Deputy Prime Minister of the Bahamas
- In office 2007–2012
- Prime Minister: Hubert Ingraham
- Preceded by: Cynthia A. Pratt
- Succeeded by: Philip Davis

Member of Parliament for Saint Anne's
- In office May 2017 – September 2021
- Succeeded by: Adrian White
- In office 2007–2012
- Preceded by: Constituency established
- Succeeded by: Hubert Chipman

Personal details
- Born: Theodore Brent Symonette February 2, 1954 (age 72)
- Party: Free National Movement

= Brent Symonette =

Bahamian businessman and politician (born 1954)

Theodore Brent Symonette (born 2 December 1954) is a Bahamian businessman and Free National Movement politician who was the Member of Parliament (MP) for St. Anne's constituency from 2007 to 2012 and 2017 to 2021. In his first term, he served as Deputy Prime Minister to Hubert Ingraham and Minister of Foreign Affairs. In his second, he was the Minister of Financial Services, Trade and Industry and Immigration from 2017 to 2019.

==Early life==
Symonette was born in Nassau, Bahamas. He is the youngest son of Sir Roland Symonette (1898–1980), the first Premier of the Bahamas and Lady Margaret Symonette née Frances. Symonette is also the half brother of Bobby Symonette, who served as Speaker of the House of Assembly. He studied law in London and is a member of the Bahamas Bar. Symonette is also an established real estate broker.

==Career==
Symonette was appointed to the Senate in 1987 by Sir Cecil Wallace-Whitfield and reappointed to the Senate in 1992 by Prime Minister Hubert Ingraham. Symonette was one of a handful of white Members of Parliament.

Symonette served as Attorney-General in 1995, Minister of Tourism and Chairman of the Airport Authority. As Chairman of the Hotel Corporation of the Bahamas, Symonette was instrumental in negotiations that resulted in bringing the Atlantis Hotel and affiliated resort properties to the Bahamas.

Symonette was the first MP to hold the St Anne's constituency upon its creation in 2007. Following the FNM victory in the general election that year, Symonette was sworn in as Deputy Prime Minister and Minister of Foreign Affairs in Ingraham's government on May 4.

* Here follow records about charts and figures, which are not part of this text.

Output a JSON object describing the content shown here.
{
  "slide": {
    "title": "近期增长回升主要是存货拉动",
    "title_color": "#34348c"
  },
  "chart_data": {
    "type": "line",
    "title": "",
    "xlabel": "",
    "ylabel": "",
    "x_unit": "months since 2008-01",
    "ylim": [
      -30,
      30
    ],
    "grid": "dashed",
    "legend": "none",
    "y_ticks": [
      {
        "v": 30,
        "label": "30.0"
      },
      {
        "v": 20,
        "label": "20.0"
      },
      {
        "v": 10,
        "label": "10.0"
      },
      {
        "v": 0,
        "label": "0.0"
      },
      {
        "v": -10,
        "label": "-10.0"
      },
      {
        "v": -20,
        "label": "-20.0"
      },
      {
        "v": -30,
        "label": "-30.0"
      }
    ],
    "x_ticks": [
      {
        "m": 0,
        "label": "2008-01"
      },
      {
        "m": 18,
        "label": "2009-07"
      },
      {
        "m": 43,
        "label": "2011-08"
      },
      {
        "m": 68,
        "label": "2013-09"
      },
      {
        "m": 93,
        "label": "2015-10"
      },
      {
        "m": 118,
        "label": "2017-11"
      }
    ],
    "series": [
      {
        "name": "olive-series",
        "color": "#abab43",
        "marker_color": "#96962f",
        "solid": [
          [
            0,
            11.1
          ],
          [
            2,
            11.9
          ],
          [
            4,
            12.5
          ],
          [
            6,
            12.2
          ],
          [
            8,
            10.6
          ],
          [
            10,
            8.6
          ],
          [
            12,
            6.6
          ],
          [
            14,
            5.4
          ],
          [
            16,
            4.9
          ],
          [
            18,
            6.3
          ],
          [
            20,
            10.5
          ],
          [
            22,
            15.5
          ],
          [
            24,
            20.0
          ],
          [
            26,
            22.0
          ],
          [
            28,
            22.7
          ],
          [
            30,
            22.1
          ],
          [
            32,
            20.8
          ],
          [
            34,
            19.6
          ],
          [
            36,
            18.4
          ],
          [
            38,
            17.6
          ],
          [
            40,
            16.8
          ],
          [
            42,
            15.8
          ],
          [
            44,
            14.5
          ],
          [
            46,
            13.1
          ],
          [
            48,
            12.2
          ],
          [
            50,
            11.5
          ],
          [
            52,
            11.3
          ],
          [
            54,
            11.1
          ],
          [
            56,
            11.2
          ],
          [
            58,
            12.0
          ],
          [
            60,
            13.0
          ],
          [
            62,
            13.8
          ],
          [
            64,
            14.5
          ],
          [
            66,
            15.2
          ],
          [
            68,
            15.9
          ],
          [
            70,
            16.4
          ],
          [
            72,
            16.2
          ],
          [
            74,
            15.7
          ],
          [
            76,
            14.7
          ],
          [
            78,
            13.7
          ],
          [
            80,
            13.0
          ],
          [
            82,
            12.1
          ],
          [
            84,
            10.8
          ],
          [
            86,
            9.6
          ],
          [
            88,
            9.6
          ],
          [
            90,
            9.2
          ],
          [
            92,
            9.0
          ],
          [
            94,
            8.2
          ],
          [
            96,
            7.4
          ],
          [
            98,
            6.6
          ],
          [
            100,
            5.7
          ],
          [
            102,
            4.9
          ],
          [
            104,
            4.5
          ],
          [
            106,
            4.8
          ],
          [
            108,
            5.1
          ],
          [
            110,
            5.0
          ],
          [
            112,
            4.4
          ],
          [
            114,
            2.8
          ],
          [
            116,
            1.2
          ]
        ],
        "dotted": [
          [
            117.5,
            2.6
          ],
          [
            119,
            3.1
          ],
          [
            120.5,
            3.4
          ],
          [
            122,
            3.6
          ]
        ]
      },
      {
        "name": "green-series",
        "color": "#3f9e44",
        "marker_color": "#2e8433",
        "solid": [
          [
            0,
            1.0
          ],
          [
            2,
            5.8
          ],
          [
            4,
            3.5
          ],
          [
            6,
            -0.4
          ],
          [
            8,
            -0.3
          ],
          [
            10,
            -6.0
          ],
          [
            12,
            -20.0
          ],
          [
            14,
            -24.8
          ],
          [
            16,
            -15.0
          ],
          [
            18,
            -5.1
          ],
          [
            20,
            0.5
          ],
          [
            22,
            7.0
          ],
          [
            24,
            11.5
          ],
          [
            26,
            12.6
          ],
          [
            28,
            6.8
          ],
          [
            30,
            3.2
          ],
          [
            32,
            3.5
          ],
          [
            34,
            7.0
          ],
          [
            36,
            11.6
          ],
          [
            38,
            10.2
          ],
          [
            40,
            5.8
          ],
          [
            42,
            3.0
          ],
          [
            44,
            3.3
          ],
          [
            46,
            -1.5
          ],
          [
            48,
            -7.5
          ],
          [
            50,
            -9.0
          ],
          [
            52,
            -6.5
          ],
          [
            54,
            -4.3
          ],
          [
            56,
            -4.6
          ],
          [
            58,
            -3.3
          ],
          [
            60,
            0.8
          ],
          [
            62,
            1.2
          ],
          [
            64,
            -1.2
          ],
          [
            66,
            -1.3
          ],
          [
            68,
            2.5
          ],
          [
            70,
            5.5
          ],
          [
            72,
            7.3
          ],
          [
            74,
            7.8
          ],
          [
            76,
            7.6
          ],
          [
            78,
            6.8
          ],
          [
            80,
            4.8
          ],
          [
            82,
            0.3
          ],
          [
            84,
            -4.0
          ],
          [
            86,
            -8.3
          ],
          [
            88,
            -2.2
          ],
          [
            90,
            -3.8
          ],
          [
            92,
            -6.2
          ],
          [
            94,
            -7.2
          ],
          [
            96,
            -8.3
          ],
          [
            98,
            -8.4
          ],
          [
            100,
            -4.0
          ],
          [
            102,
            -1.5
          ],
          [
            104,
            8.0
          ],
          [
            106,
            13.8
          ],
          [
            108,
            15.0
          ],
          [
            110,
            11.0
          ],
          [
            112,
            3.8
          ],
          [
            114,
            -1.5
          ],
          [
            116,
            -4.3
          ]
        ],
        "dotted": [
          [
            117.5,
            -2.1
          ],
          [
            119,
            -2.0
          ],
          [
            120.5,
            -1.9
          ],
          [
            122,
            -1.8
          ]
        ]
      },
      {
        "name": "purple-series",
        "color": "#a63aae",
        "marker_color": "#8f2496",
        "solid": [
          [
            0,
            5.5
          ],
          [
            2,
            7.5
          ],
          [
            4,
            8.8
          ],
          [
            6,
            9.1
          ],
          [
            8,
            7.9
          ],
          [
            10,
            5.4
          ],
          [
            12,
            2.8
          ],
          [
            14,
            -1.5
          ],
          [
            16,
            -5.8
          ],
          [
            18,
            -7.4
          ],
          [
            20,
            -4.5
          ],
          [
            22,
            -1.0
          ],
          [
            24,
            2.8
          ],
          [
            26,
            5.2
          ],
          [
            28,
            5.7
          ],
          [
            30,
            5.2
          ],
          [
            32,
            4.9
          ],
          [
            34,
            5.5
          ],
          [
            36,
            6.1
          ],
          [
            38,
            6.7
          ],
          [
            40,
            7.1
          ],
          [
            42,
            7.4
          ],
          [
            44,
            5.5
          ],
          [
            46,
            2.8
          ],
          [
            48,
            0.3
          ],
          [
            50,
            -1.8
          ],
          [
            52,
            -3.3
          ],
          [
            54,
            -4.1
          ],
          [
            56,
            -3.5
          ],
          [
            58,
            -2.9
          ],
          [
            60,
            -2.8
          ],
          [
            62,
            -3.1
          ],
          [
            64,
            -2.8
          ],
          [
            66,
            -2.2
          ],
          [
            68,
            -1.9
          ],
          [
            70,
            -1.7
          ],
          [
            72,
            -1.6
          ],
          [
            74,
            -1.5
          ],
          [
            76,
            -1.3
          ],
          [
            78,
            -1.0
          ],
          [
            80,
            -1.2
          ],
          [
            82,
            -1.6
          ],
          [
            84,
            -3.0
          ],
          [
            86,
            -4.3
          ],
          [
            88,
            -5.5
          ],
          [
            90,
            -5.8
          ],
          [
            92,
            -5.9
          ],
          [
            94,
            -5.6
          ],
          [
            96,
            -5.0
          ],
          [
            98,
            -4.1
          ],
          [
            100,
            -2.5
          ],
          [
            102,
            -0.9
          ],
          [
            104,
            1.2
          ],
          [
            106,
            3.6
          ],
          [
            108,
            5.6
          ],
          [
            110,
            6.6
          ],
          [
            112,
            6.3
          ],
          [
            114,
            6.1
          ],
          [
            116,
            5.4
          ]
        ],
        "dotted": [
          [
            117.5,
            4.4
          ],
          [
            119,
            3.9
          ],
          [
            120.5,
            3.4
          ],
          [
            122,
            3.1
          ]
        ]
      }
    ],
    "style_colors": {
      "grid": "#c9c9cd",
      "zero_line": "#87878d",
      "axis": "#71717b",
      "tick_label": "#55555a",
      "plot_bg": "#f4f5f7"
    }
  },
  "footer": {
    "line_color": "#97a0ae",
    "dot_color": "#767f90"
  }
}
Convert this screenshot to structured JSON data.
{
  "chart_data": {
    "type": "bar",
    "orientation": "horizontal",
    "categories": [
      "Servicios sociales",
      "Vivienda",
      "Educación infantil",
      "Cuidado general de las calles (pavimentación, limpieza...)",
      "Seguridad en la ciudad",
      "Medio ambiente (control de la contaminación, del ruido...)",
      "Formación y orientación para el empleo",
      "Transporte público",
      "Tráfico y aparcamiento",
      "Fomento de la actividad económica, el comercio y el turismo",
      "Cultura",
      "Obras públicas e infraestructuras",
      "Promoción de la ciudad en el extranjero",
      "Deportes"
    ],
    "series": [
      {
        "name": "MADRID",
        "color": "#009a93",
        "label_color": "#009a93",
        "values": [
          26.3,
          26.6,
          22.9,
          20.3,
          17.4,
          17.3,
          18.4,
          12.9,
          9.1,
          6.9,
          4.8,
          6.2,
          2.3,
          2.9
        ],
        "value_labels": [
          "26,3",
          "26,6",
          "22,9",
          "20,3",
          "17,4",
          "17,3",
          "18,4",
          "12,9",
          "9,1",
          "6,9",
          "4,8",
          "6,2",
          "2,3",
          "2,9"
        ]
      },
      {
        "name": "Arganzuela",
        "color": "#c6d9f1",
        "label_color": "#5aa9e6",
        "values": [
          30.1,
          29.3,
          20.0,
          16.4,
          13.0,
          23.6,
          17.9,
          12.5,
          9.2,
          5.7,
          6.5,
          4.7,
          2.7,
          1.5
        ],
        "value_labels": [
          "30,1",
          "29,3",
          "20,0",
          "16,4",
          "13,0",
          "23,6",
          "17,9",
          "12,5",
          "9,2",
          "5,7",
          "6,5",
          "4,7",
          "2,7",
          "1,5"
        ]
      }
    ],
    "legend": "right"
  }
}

In January 2012, Symonette announced he would be resigning from politics and stood down at the 2012 general election. In 2016, his successor Hubert Chipman withdrew his name from consideration for the FNM nomination. Symonette changed his mind and, despite supporting Loretta Butler-Turner over Hubert Minnis in the FNM leadership contest, announced in early 2017 that he would re-enter politics and was willing to work with Minnis.

Symonette was sworn in as Minister of Financial Services, Trade and Industry and immigration after regaining his seat in the 2017 general election. He served in that capacity until 1 July 2019 when he resigned. He confirmed that he would complete his tenure as MP and continue supporting the FNM in future elections, but would not seek re-election himself.